The fall semester drew to a close before my 18 inquisitive, sometimes-feisty students in a first-year seminar had a chance to grapple with the post-election power-struggles in North Carolina. From late August to early December, they read accounts of earlier presidential campaigns, watched debates, assessed news coverage, wrote papers analyzing and endorsing candidates, and experienced the tensions of clashing opinions among peers.
Most of these UNC-Chapel Hill students, who were in high school less than a year ago, cast their first votes in the uncommonly coarse and contentious 2016 presidential election. Some voted for Donald Trump, some for Hillary Clinton, and they thought hard about how to make informed decisions.
For students, the national campaign served as a vehicle for confronting sexism and racism, fact and error in what candidates say, false equivalence and fake-news in the media. Since election day, disputes over vote-counts, the Republican-initiated legislation to curb a Democratic governor’s power, and an attempt to repeal HB 2 – all episodes that put North Carolina back into national attention – would have had the students raising questions, debating, and learning fresh lessons.
Several students read books on the George W. Bush vs. Al Gore Jr. contest in 2000, when the U.S. Supreme Court halted further vote recounts in Florida and effectively handed the presidency to Bush. With that historical context, the students would have been interested in the efforts of Gov. Pat McCrory to raise doubts about the results in Durham and other counties in his unsuccessful race against Democratic Gov.-elect Roy Cooper.
The McCrory forces failed to show rampant voting irregularities. In the post-election counting, Cooper’s lead grew to 10,000. In a system that relies on volunteers in precincts across a sprawling state, election boards with GOP majorities did their jobs, conducted a sound election and withstood pressure from a Republican governor. My students would have been reassured that their votes are counted – and count.
Through their readings and discussions, students also learned to be cautious about declaring a political campaign or a legislative development “unprecedented’’ in a system in which one event or a trend leads, sometimes years removed, to a key moment. I would have reiterated for the students that our representative democracy is a competitive enterprise in which the political parties and the branches of government regularly compete for advantage. And I would have told them my recollection of the 1973 General Assembly, my first experience with the North Carolina legislature.
In 1972, Republican Jesse Helms won the first of his five terms in the U.S. Senate, and Jim Holshouser became the state’s first GOP governor in seven decades. Democratic legislators, stunned by the Republican victories, introduced measures – widely derided as “stripping bills’’ – to diminish the power of the chief executive. Yes, what Republicans did in 2016 had the feel of what Democrats attempted in 1973.
Still, there were key differences. The 1973 legislation arose in a regular session of the General Assembly, not sprung in pre-inauguration special sessions as Republicans did this year. In 1973, potent stripping bills did not pass. Holshouser pushed back to protect his power. The Senate, with its presiding officer, then-Lt. Gov. Jim Hunt, a Democrat, having his eye on the governor’s office, served as a brake on the House-inspired bills. In 2016, no policymaker — not the outgoing Governor, the incoming Governor, or Lt. Gov. Dan Forest — served as a brake.
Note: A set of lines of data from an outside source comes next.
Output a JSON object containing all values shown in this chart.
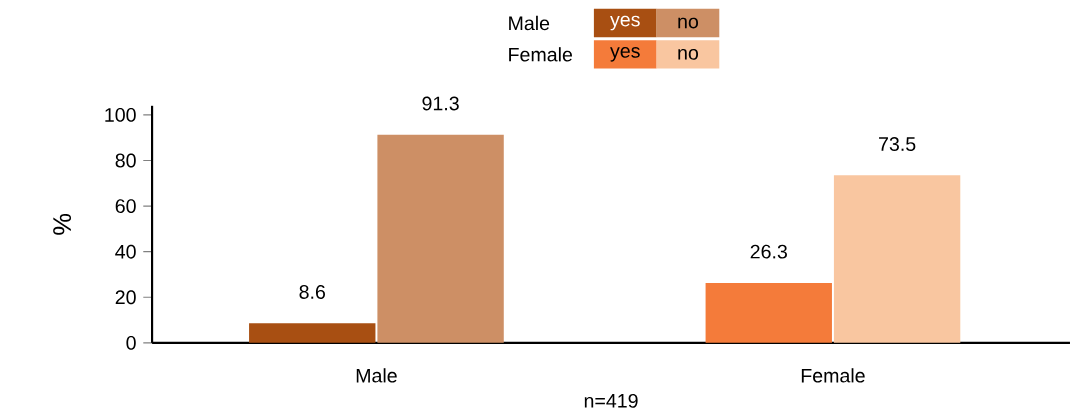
{
  "chart_data": {
    "type": "bar",
    "categories": [
      "Male",
      "Female"
    ],
    "series": [
      {
        "name": "yes",
        "colors": [
          "#a84f12",
          "#f47b3a"
        ],
        "values": [
          8.6,
          26.3
        ]
      },
      {
        "name": "no",
        "colors": [
          "#cd8f65",
          "#f9c6a0"
        ],
        "values": [
          91.3,
          73.5
        ]
      }
    ],
    "xlabel": "n=419",
    "ylabel": "%",
    "ylim": [
      0,
      104
    ],
    "yticks": [
      0,
      20,
      40,
      60,
      80,
      100
    ],
    "data_labels": true,
    "legend": "top",
    "grid": false
  }
}
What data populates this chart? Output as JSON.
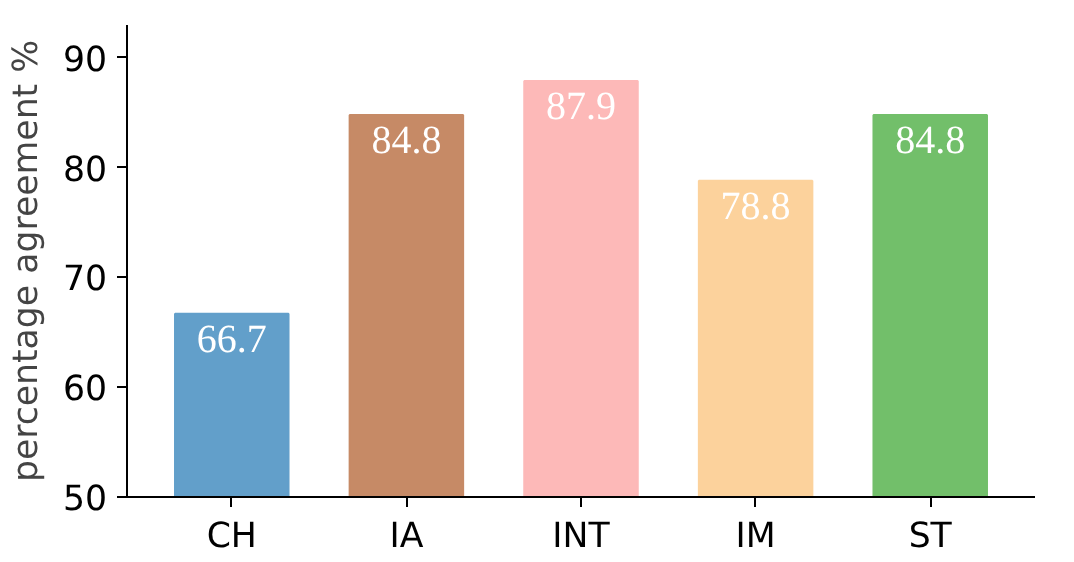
{
  "chart_data": {
    "type": "bar",
    "ylabel": "percentage agreement %",
    "categories": [
      "CH",
      "IA",
      "INT",
      "IM",
      "ST"
    ],
    "values": [
      66.7,
      84.8,
      87.9,
      78.8,
      84.8
    ],
    "colors": [
      "#629fca",
      "#c68a66",
      "#fdb9b8",
      "#fcd29c",
      "#72bf6a"
    ],
    "ylim": [
      50,
      93
    ],
    "yticks": [
      50,
      60,
      70,
      80,
      90
    ],
    "grid": false,
    "data_labels": true
  }
}
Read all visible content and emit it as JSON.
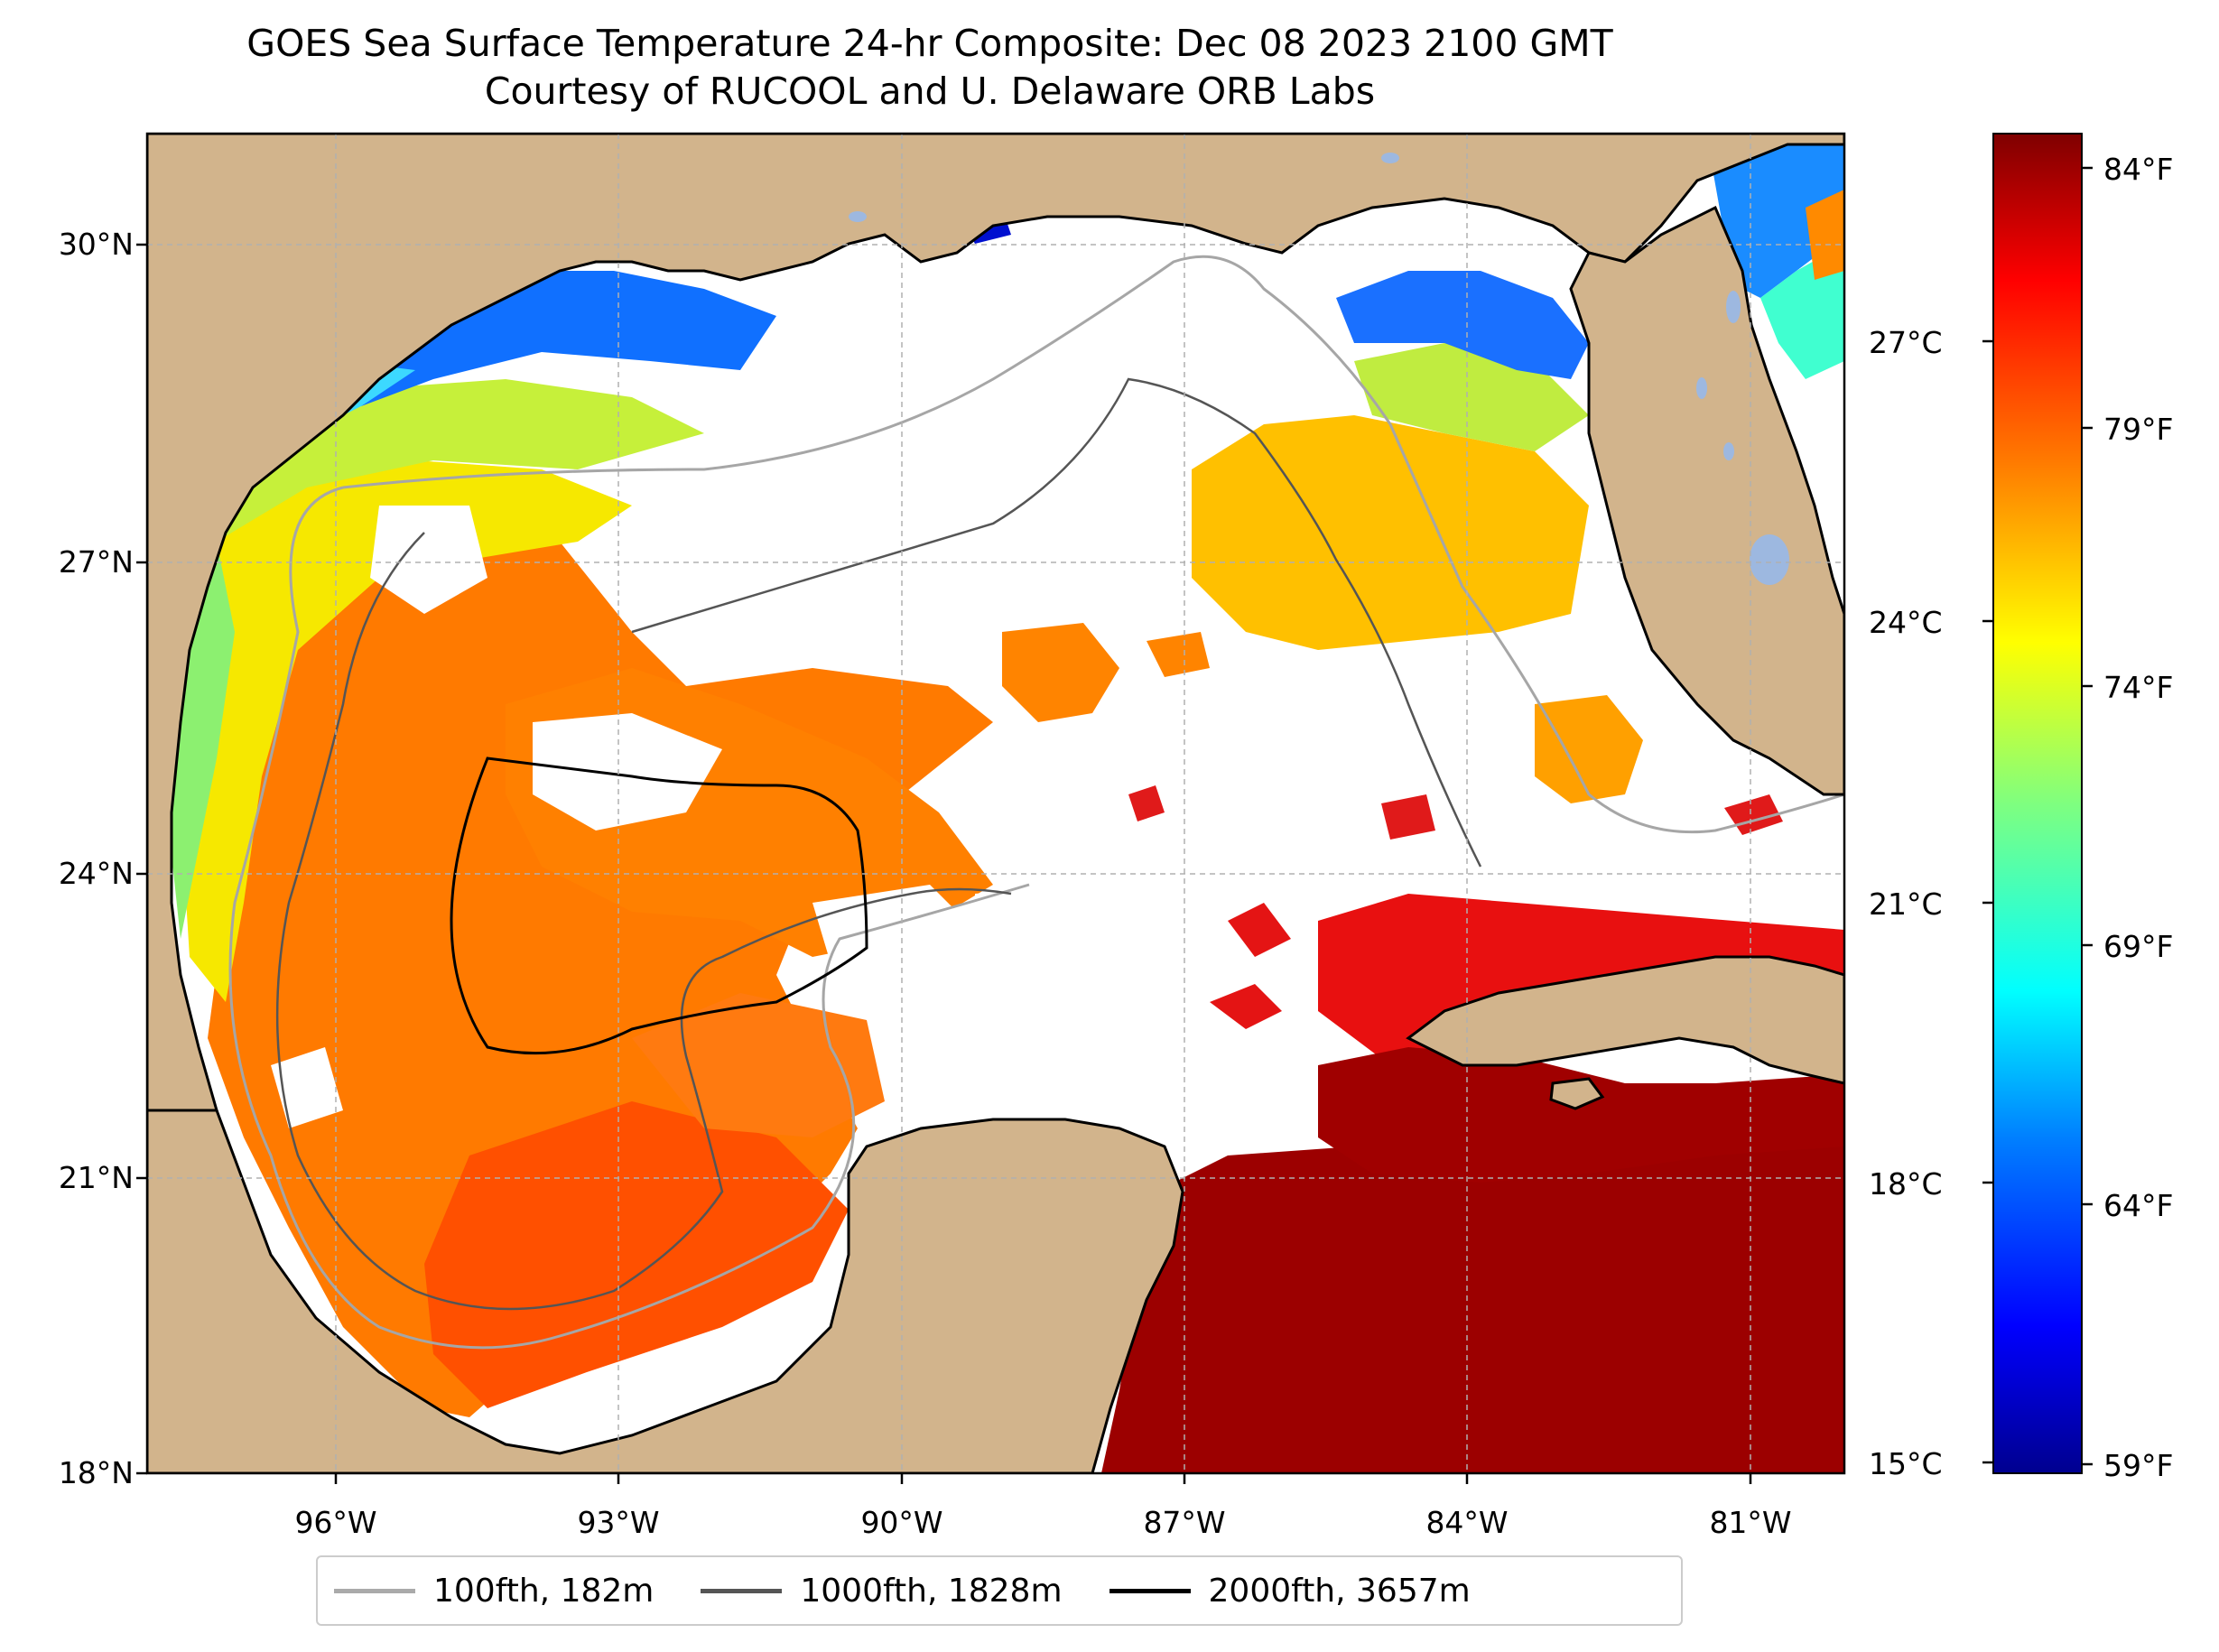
{
  "title": {
    "line1": "GOES Sea Surface Temperature 24-hr Composite: Dec 08 2023 2100 GMT",
    "line2": "Courtesy of RUCOOL and U. Delaware ORB Labs"
  },
  "map": {
    "lat_labels": [
      "30°N",
      "27°N",
      "24°N",
      "21°N",
      "18°N"
    ],
    "lon_labels": [
      "96°W",
      "93°W",
      "90°W",
      "87°W",
      "84°W",
      "81°W"
    ],
    "gridlines": true,
    "colors": {
      "land": "#d2b48c",
      "ocean_no_data": "#ffffff",
      "lakes": "#9db8e0"
    }
  },
  "colorbar": {
    "celsius_labels": [
      "27°C",
      "24°C",
      "21°C",
      "18°C",
      "15°C"
    ],
    "fahrenheit_labels": [
      "84°F",
      "79°F",
      "74°F",
      "69°F",
      "64°F",
      "59°F"
    ],
    "colormap": "jet",
    "stops": [
      "#00008f",
      "#0000ff",
      "#007fff",
      "#00ffff",
      "#7fff7f",
      "#ffff00",
      "#ff7f00",
      "#ff0000",
      "#7f0000"
    ]
  },
  "legend": {
    "items": [
      {
        "label": "100fth, 182m",
        "color": "#aaaaaa"
      },
      {
        "label": "1000fth, 1828m",
        "color": "#555555"
      },
      {
        "label": "2000fth, 3657m",
        "color": "#000000"
      }
    ]
  }
}
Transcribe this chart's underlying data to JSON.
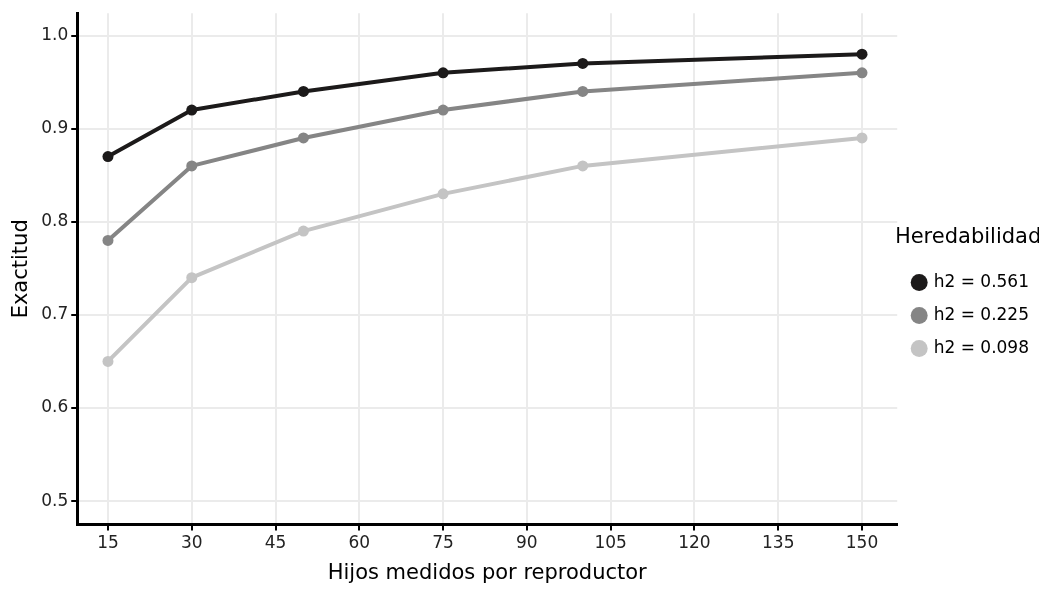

What’s more, the 1973 legislature went on to produce important legislation. The Republican governor and Democratic lawmakers agreed to a statewide expansion of kindergartens; they adopted a coastal area management act, as well as a land conservancy. It was as if Democrats and Republicans fought politically with their left hands, while their right hands did the work of governance. That was then, but now, with the contentious, partisan rhetoric of the recent special sessions, it’s difficult to imagine anything close to a replay of 1973 in 2017.
After the election, my students plainly sought to figure out how to act, whether on the winning or the losing side, in the aftermath of an emotional and divisive election. I would have them discuss a short statement issued by U.S. Rep. David Price, who as a Democrat assailed the GOP legislative attempts to thwart Cooper. While it has a partisan edge, Price’s statement has a lesson for students that reflects his previous life as a professor of political science:
“…What sets our democratic system apart – what carried us through the Revolution, the Civil War, the abolition of slavery, the Great Depression, two world wars, the bloody and hard-fought struggle for civil rights, the economic crisis of recent years, and untold political battles – is our absolute commitment to the peaceful transfer of power after elections. Our side may not always win, but we know that our system of government is too valuable to be manipulated at the whim of one party or the other.”
As the final class came to a close, I asked them to consider how they would develop their own gifts and apply them to preserving and strengthening our communities and democratic society – and that I hoped some of them would run for elective office as their public service.
At EdNC, we are mindful that our students of today will become our leaders of tomorrow. In 2017, my students and students across our state will surely look to us teachers, in universities and in high schools, to give them educational guidance in watching policymakers grapple with governing a diverse state in challenging economic and political times – and to encourage them to aspire to public service and leadership.